The flash estimate for Markit/HSBC manufacturing PMI in January declined more than expected to 49.6 (consensus: 50.3, DBM: 50.3) from a final reading of 50.5 in December 2013. This is the third month in a row with a decline and HSBC manufacturing PMI is now is at its lowest level since July last year.
The details were also weak. New orders in January declined to 49.8 from 51.6 while new export orders declined only marginally to 49.0 from 49.1, suggesting that the renewed weakness in January was primarily driven by weaker domestic demand. Inventories of finished goods also increased markedly in January with the finished goods inventory component increasing to 51.3 from 49.5. Hence, the new order-inventory balance deteriorated substantially and unlike December we now have a relatively clear signal that the HSBC manufacturing PMI should continue to decline in the coming months.

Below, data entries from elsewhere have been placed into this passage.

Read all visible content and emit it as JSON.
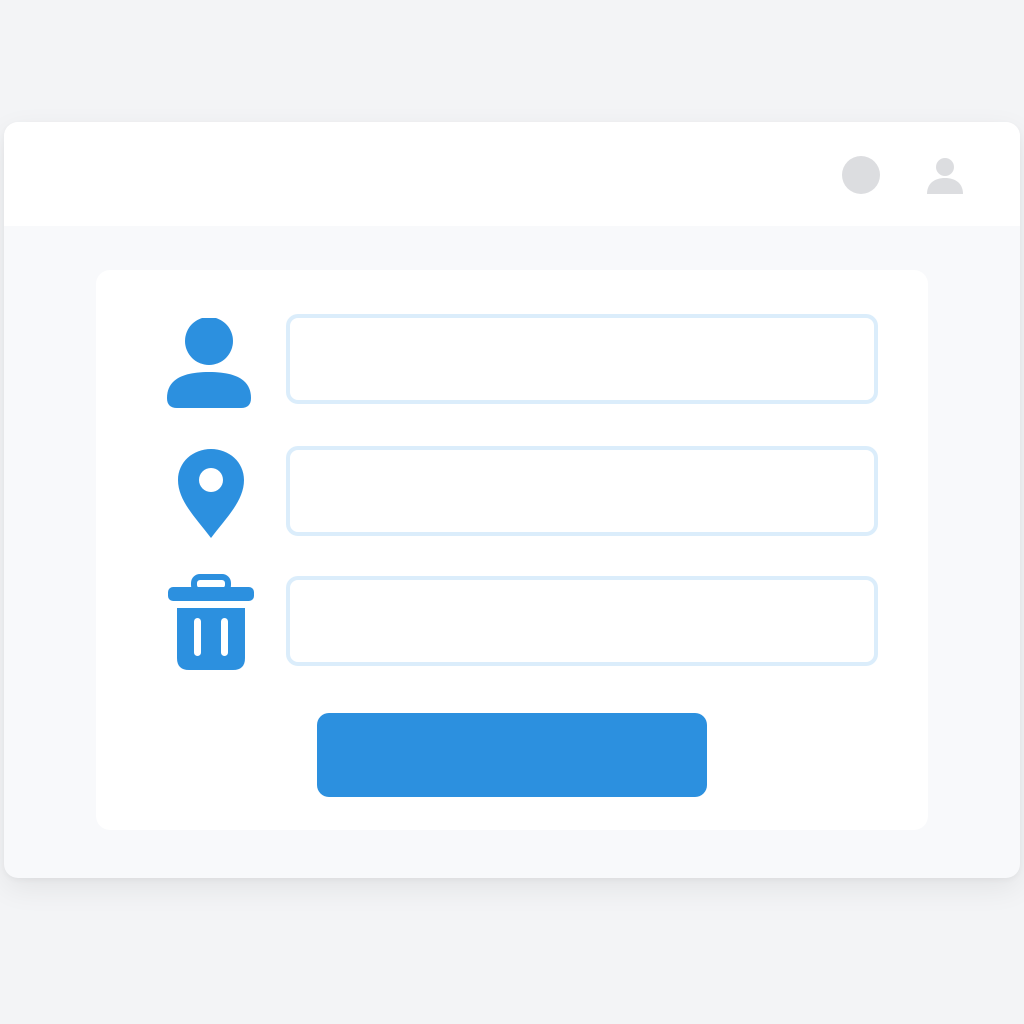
{
  "colors": {
    "accent": "#2c90df",
    "field_border": "#dbedfb",
    "header_icon": "#dcdde0"
  },
  "header": {
    "icons": [
      "circle-icon",
      "user-icon"
    ]
  },
  "form": {
    "fields": [
      {
        "icon": "user-icon",
        "value": "",
        "placeholder": ""
      },
      {
        "icon": "location-pin-icon",
        "value": "",
        "placeholder": ""
      },
      {
        "icon": "trash-icon",
        "value": "",
        "placeholder": ""
      }
    ],
    "submit_label": ""
  }
}
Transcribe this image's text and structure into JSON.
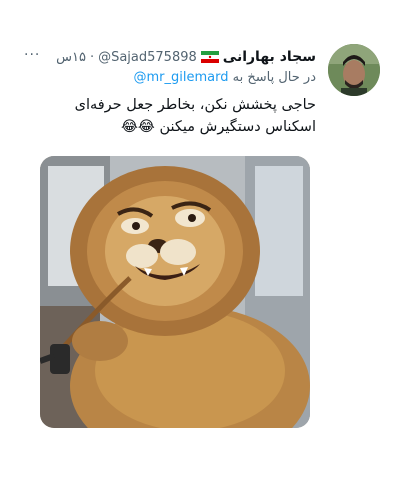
{
  "tweet": {
    "display_name": "سجاد بهارانی",
    "handle": "@Sajad575898",
    "separator": "·",
    "time": "۱۵س",
    "more_label": "···",
    "reply_prefix": "در حال پاسخ به",
    "reply_to": "@mr_gilemard",
    "text": "حاجی پخشش نکن، بخاطر جعل حرفه‌ای اسکناس دستگیرش میکنن 😂😂",
    "colors": {
      "link": "#1d9bf0",
      "secondary": "#536471",
      "primary": "#0f1419"
    }
  }
}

Today's Markit/HSBC manufacturing PMIs suggest that the Chinese economy has again started to lose momentum. In our view, the slowdown is largely a response to the de facto monetary tightening the People's Bank of China (PBoC) has been doing since mid-2013 and is largely driven by weaker investment demand. The decline is overall consistent with our view that China's growth was poised to slow in H1 14 on the back of tighter monetary conditions but the larger-than-expected decline in January nonetheless suggests increasing downside risk.
The manufacturing PMIs are expected to continue to move lower in the coming months but we do not expect a severe slowdown, so we would be surprised if the Markit/HSBC manufacturing PMI moves markedly below 48. China's exports will remain supported by recovery in Europe and the US and the recent decline in inflation leaves room for PBoC to gradually ease monetary conditions a bit again. That said, the Chinese government's attempt to control financial risk and rein in local government lending and at the same time secure reasonable growth in 2014 will be a very difficult balancing act.